What FOSS TTS should I use?

Amicese@lemmy.ml · 4 years ago

What FOSS TTS should I use?

ajr@lemmy.ml · edit-2 4 years ago

I think mozilla TTS is the best. But I think this questions should have been asked in Open Source.

Arthur Besse@lemmy.ml · 4 years ago

My understanding is that Mozilla is continuing to build the CommonVoice dataset for training speech models, but they are no longer developing TTS or STT software themselves.

https://github.com/coqui-ai/TTS is the new home of what was Mozilla’s TTS project. Coqui is a new company where some of the former mozilla speech team ended up. Coqui is continuing to develop both the TTS and STT code and models.

There are a number of other much older free software TTS options, but Coqui’s (formerly Mozilla’s) is by far the best one I’ve heard.

Jama@lemmy.ml · 4 years ago

Is there a way to install these on android?

Arthur Besse@lemmy.ml · 4 years ago

I went looking and found this which implies that the TTS isn’t working on android yet, and this which indicates the STT library does work on android but they have only a very simple and limited demo app so far.

I also found this Voice-Cloning repo which says it has an android app that uses Tacotron2 (one of the models coqui uses, which comes from Google) to do voice cloning… which sounds promising, but I don’t see an apk or build instructions.

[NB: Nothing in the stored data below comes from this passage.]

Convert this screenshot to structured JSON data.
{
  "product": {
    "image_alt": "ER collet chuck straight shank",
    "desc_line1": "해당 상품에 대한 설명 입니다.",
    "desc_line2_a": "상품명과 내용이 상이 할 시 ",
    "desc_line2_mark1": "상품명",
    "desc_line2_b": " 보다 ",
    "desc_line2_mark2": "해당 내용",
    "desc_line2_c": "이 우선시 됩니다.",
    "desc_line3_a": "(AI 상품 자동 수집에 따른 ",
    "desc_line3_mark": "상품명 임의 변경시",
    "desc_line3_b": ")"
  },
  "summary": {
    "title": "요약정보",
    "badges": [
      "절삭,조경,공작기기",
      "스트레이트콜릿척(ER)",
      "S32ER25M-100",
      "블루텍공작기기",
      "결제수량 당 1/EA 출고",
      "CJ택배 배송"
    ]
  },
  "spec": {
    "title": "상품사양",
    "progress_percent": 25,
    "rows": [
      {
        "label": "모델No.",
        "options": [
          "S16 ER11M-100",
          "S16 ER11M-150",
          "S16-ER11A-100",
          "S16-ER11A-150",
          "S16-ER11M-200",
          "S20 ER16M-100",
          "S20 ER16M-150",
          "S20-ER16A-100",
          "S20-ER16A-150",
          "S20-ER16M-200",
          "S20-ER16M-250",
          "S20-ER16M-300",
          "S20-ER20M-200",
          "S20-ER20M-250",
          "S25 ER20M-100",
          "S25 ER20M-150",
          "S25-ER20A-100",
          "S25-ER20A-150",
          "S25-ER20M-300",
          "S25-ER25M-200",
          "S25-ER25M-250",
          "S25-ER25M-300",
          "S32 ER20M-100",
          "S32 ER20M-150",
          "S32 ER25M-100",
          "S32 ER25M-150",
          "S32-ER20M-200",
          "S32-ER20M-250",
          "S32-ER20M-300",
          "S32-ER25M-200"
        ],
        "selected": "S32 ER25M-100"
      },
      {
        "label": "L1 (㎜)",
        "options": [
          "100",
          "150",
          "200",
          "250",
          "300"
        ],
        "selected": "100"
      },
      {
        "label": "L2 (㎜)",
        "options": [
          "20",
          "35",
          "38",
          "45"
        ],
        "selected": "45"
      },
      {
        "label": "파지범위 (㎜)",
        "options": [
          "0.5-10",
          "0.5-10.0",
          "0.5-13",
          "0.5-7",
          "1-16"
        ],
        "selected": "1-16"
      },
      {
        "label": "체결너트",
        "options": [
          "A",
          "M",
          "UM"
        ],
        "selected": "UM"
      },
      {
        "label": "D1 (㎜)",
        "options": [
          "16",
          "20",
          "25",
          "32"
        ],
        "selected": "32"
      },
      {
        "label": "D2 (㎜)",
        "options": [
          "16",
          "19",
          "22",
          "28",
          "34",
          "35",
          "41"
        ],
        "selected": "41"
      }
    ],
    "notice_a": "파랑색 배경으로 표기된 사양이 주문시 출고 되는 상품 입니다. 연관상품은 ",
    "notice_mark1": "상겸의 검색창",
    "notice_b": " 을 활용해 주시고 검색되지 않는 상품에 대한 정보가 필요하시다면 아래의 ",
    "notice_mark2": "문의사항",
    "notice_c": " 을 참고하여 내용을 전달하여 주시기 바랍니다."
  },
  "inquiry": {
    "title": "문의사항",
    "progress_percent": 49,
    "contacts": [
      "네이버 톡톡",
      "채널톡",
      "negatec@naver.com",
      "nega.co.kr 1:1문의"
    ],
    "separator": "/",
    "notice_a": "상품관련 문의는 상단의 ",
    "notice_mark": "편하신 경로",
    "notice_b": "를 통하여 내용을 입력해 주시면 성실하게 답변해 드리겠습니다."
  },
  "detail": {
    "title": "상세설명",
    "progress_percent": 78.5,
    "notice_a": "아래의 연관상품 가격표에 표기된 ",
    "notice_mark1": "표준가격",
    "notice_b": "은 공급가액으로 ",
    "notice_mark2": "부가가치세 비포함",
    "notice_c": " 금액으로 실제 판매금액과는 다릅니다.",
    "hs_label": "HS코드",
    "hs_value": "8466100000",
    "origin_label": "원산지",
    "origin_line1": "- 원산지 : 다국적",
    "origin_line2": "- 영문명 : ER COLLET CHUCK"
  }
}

Jama@lemmy.ml · 4 years ago

Thanks for the answer, sadly it’s exactly what I expected: there is still no way to have a decent working TTS-STT system on android (without Google, of course)

Dessalines@lemmy.ml · 4 years ago

Wow coqui sounds really good, i’m gonna have find a command line thing of that.

monobot@lemmy.ml · 4 years ago

Here is page with samples, it sounds pretty good: https://erogol.github.io/ddc-samples/

Better_Rough_2554@lemmy.ml · edit-2 4 years ago

You can only use small sentences when using coqui-TTS. They should mention that somewhere in the repo, but they don’t. I thought it would be just passing a text file and getting an audio file like tts < input.txt > output.wav. But it only works if the text file is divided in small enough sentences which makes it impractical for most cases.

Arthur Besse@lemmy.ml · 4 years ago

I didn’t notice that when i tried it before but now I see what you mean… that is really irritating :(

Also, just now I tried to have it just speak the word “hello” (no punctuation) and got something like “hello oh oh oh oh” with a bit of tonal variation in the strange sounds at the end. So, yeah, I guess they’ve got a ways to go still. Other short phrases I’m trying have good results, but somehow “hello” produces these odd sounds.

Amicese@lemmy.ml · 4 years ago

I agree.